Geschichte und Bau


Die Auferstehungskirche am Laerer Landweg wurde 1956/57 nach Plänen von Prof. Johann Daniel Thulesius sen. (Braunschweig) vom Architektenteam Elliger-Gonser (Münster) erbaut. Sie steht heute unter Denkmalschutz.

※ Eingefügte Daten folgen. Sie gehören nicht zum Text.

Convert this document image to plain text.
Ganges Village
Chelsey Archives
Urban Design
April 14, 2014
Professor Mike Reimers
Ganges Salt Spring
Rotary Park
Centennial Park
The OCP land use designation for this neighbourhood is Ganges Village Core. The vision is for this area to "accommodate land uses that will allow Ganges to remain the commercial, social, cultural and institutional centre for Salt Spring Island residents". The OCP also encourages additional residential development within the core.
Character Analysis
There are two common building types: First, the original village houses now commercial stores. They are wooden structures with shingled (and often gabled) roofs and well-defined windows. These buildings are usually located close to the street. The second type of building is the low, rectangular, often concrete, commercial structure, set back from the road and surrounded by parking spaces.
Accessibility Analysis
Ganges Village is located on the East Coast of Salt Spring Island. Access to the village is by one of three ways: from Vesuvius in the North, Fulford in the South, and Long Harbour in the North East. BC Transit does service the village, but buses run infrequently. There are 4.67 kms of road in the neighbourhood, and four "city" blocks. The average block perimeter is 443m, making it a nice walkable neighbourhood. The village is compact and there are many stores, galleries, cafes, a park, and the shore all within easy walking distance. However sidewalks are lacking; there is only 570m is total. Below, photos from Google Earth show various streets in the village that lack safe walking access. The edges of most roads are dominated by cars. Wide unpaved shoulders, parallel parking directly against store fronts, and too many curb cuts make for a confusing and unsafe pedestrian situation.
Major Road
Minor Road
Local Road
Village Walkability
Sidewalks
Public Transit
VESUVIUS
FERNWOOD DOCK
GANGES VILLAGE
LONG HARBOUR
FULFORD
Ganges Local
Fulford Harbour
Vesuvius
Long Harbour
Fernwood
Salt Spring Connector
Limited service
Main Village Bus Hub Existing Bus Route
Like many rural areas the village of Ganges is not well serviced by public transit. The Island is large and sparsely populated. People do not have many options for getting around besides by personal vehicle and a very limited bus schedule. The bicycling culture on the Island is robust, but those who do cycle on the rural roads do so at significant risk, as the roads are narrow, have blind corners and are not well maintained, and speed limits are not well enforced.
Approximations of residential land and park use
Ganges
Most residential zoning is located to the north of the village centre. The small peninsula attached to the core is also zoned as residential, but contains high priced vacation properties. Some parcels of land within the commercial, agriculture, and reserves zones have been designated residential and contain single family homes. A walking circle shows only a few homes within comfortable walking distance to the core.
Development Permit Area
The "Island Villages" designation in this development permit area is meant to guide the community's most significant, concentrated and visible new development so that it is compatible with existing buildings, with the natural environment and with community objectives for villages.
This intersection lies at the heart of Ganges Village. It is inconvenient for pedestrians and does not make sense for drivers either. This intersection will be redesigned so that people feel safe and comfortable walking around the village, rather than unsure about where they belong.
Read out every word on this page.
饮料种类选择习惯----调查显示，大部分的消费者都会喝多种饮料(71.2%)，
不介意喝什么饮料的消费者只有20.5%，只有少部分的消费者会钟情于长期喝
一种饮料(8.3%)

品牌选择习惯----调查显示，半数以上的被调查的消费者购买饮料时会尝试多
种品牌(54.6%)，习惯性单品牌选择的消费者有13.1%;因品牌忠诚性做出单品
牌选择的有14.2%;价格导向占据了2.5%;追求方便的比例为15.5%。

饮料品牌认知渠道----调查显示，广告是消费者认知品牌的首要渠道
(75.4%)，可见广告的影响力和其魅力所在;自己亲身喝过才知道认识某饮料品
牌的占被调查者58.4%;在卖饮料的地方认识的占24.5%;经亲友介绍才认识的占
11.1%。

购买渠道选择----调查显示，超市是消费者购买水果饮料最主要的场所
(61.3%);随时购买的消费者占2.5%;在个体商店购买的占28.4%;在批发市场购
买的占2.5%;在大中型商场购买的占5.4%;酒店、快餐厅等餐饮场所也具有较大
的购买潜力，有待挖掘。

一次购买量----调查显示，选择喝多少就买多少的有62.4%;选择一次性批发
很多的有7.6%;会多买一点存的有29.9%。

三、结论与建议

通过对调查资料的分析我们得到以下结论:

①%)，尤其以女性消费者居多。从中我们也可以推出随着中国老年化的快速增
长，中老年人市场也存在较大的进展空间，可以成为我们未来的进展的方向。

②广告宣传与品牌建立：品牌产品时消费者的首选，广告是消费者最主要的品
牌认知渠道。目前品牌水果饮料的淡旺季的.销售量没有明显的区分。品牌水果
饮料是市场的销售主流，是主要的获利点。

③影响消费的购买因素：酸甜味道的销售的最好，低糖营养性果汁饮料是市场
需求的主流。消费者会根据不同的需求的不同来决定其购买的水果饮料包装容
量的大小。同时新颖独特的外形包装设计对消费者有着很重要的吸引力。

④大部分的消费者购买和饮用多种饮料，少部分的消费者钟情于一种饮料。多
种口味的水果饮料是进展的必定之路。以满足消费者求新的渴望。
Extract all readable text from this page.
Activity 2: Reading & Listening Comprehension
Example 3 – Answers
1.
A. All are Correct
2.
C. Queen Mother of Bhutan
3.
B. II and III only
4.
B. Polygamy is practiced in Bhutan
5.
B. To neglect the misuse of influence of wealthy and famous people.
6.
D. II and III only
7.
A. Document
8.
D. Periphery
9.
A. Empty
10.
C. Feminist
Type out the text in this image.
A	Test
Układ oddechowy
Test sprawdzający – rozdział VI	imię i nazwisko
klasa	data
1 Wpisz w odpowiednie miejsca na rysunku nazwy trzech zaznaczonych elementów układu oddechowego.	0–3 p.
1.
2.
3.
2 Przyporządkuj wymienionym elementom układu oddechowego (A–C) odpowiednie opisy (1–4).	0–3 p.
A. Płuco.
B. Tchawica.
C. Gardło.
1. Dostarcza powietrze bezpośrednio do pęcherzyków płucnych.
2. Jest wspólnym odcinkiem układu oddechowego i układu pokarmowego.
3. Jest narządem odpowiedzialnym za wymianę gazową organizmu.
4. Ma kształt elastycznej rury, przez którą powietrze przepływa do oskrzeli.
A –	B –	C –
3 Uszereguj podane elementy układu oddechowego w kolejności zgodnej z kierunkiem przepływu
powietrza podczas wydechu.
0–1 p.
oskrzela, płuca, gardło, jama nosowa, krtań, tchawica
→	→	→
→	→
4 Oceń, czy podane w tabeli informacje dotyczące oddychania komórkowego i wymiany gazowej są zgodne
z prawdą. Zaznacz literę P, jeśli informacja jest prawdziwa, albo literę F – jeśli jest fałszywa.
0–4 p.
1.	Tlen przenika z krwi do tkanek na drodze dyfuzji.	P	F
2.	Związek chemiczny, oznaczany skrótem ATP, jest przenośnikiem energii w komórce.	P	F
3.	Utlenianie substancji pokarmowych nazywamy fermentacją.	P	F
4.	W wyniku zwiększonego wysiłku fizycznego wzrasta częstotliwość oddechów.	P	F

Ostern 1956, am Fest der Auferstehung des Herrn, wurde der Grundstein zu dem Gotteshaus gelegt, das auf Vorschlag des damaligen Presbyters Oskar Müller den Namen Auferstehungskirche tragen sollte. Der Präses der Evangelischen Kirche von Westfalen, D. Ernst Wilm,  weihte das neue Gotteshaus am 24. Februar 1957 (Sexagesimä)  mit der Assistenz des Superintendenten des Kirchenkreises Münster, Pfr. Georg Gründler, ein.

Der Bau mit den Maßen 27 x 20 m fasst ca. 400 Besucher, an Hochfesten durch Mitbenutzung der großen Empore auch erheblich mehr.

Im September 1961 konnte Im Drostebusch 2c ein Gemeindehaus mit Kindergarten und Jugendräumen fertiggestellt werden. Es erhielt den Namen Paul-Schneider-Haus, nach dem im KZ Buchenwald ermordeten Pfarrer der Bekennenden Kirche aus dem Hunsrück: Paul Schneider (1897-1939).

In dem großen Raum im Obergeschoss fanden seither alle Gemeindeveranstaltungen vom Chorabend bis zur Adventsfeier statt. Für ältere Gemeindeglieder war er häufig nur mühsam erreichbar. Die Kirche war weit entfernt, ein "Kirchkaffee" nach dem Gottesdienst konnte dort nicht angeboten werden.

Abhilfe bot der Neubau eines Gemeindehauses in unmittelbarer Kirchnähe. Ostern 2006 konnte der vom Architektenteam Schröder & Partner (Münster) konzipierte Anbau an der Kirche realisiert werden. Er bot zahlreiche Möglichkeiten, die Gemeindearbeit zu bereichern - nicht zuletzt durch die Beschaffung einer modernen Küche. Es konnten sogar neue Gemeindegruppen etabliert werden.